The idea of using caffeine to quell pests isn't new. But Hollingsworth and colleagues apparently are the first to report its prowess in clobbering pesky molluscs such as Hawaii's orchid snail, Zonitoides arboreus. The tiny snail is a common and costly pest to growers of Hawaii's colorful and exotic tropical orchids. These orchid farms are world renowned for the quality, quantity and variety of the flowers that they produce.

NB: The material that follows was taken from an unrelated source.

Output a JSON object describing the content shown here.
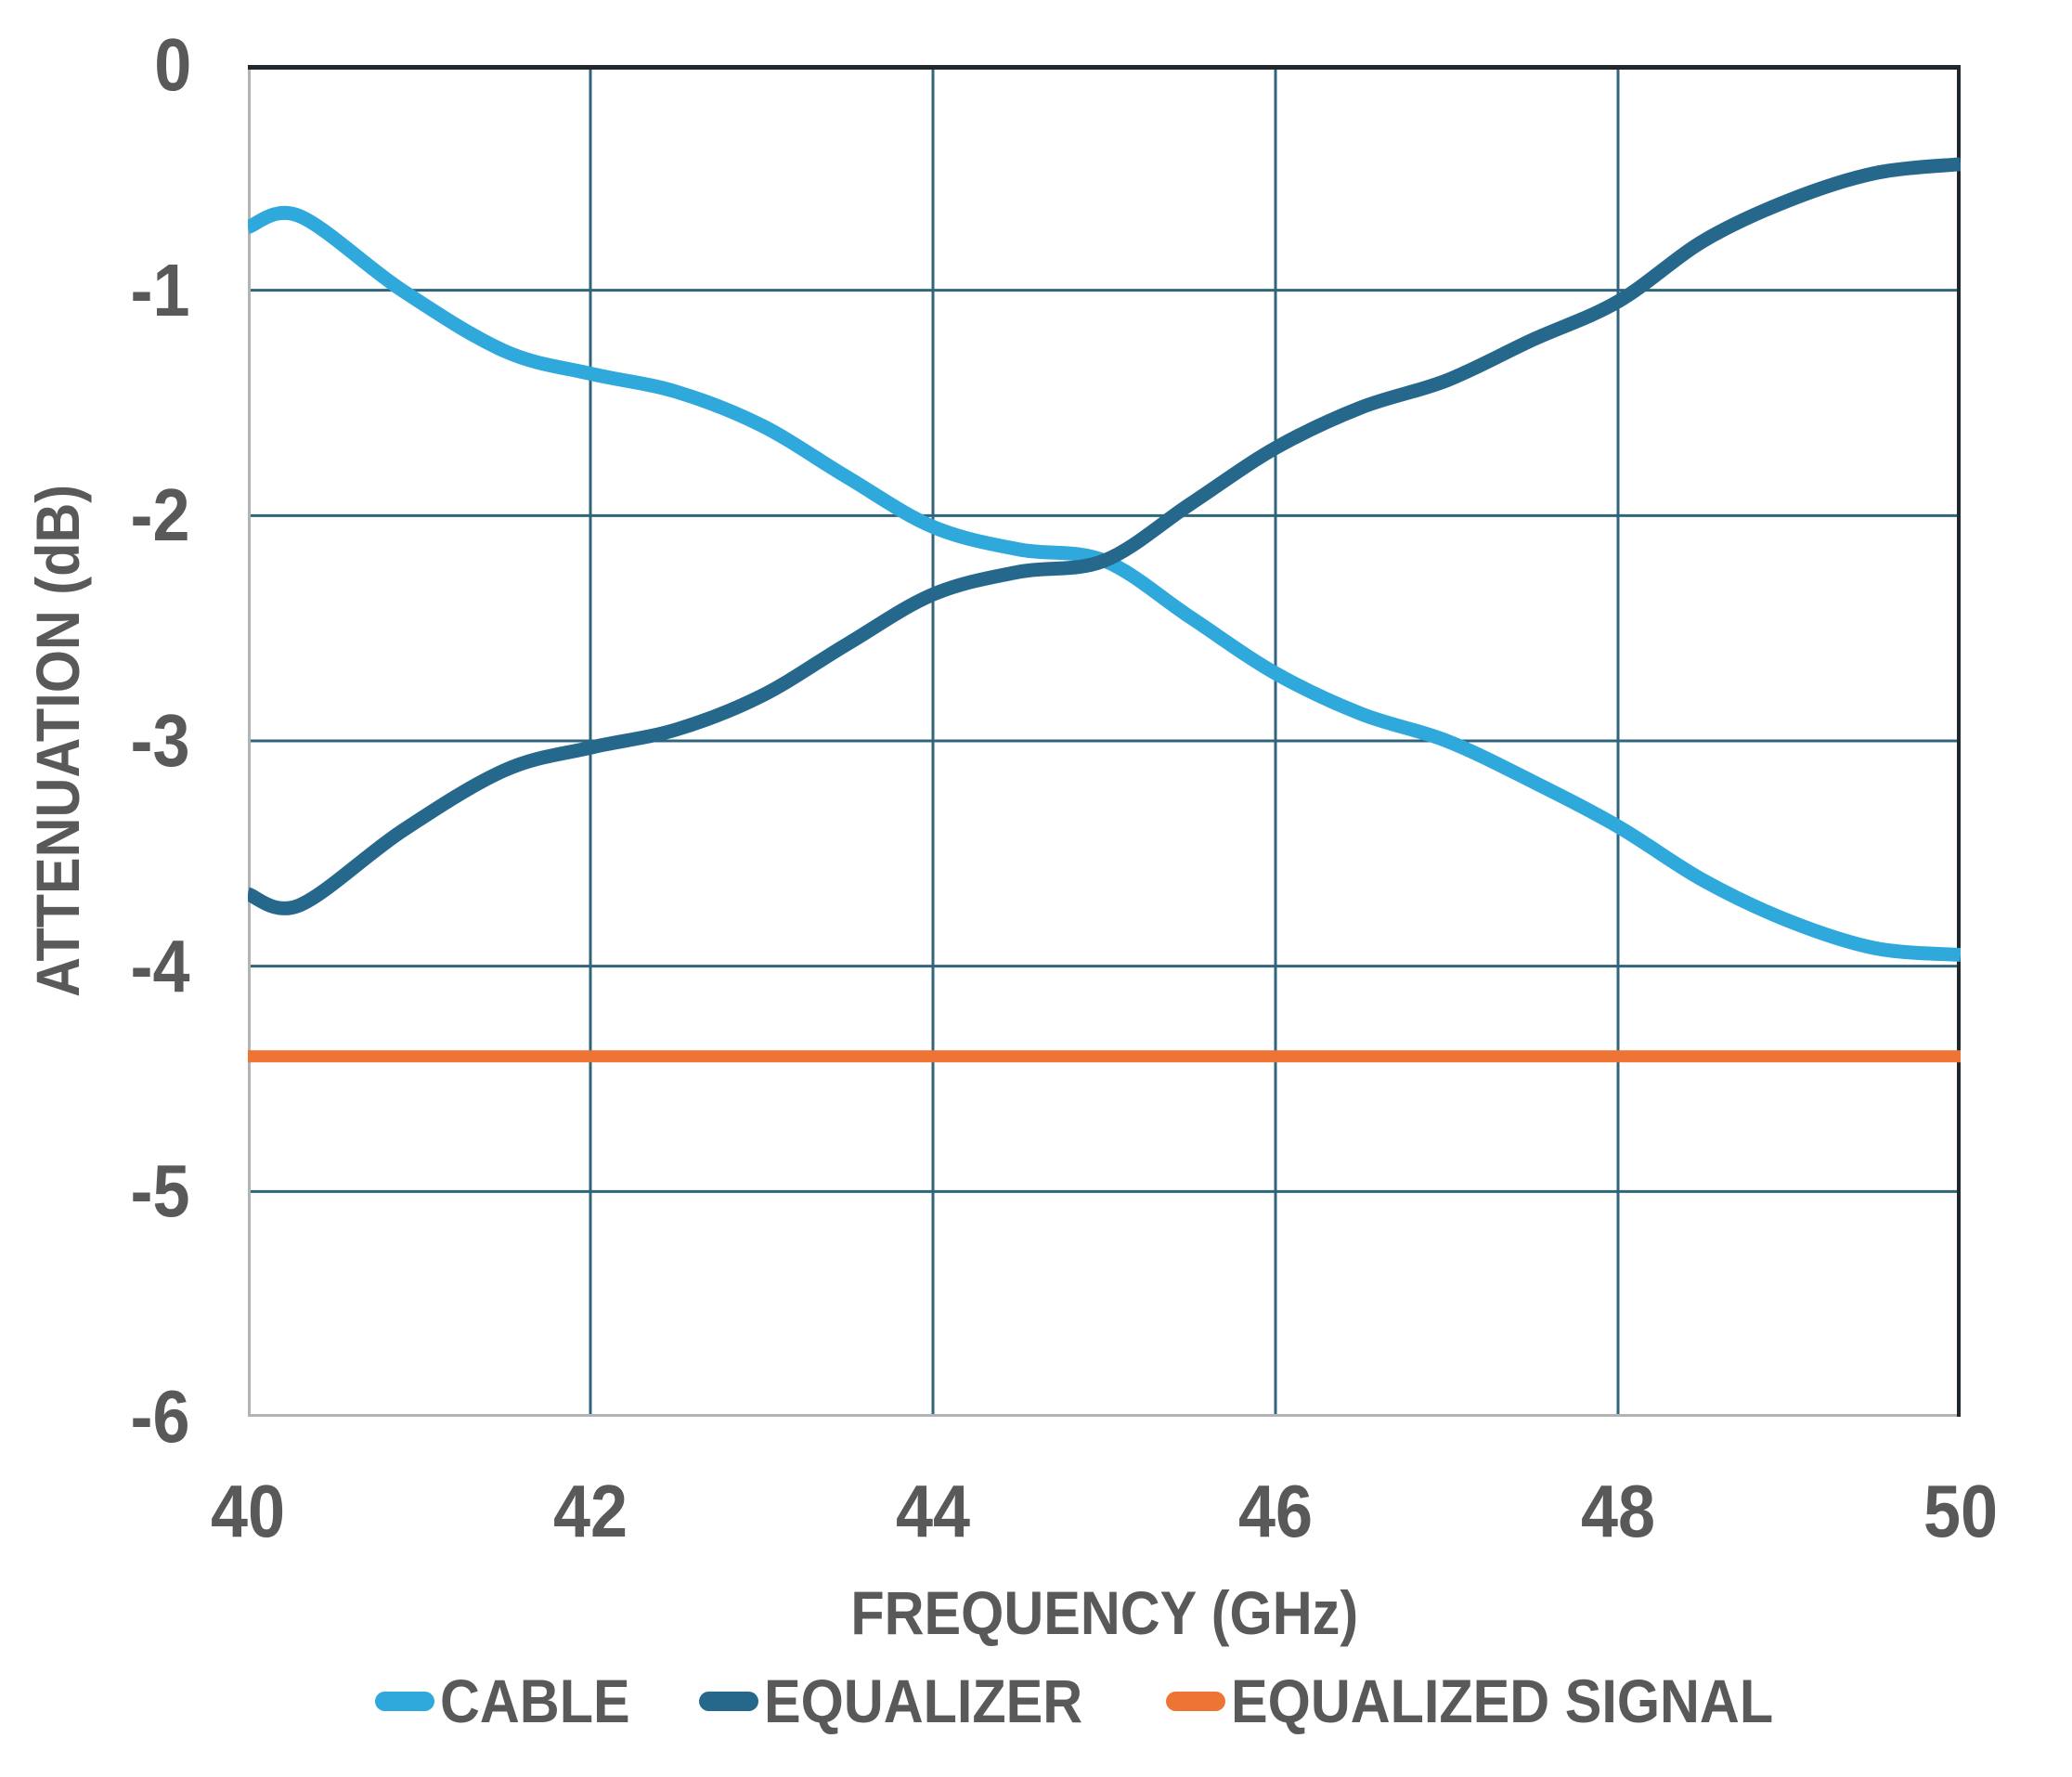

In preliminary experiments at his research greenhouse in Hilo, Hollingsworth applied a 2 percent solution of caffeine in water as a spray to the coconut husk-chips material in which orchids are grown. This growth medium, called coir, was infested with the tiny snails. The scientists found that the caffeine spray killed up to 95 percent of the snails.
In another experiment, the researchers showed that growth medium treated with the 2 percent caffeine solution had only 5 snails, when checked 30 days after the spray was applied. That's in contrast to the 35 snails that they found in growth medium that had been treated with a standard dose of metaldehyde, a common molluscicide.
Future investigations will provide further details about the ability of caffeine sprays to protect floral crops from marauding molluscs. Caffeine, a naturally occurring compound in coffee and chocolate, for example, is ranked "generally recognized as safe" by the Federal government.
ARS is the U.S. Department of Agriculture's chief research agency.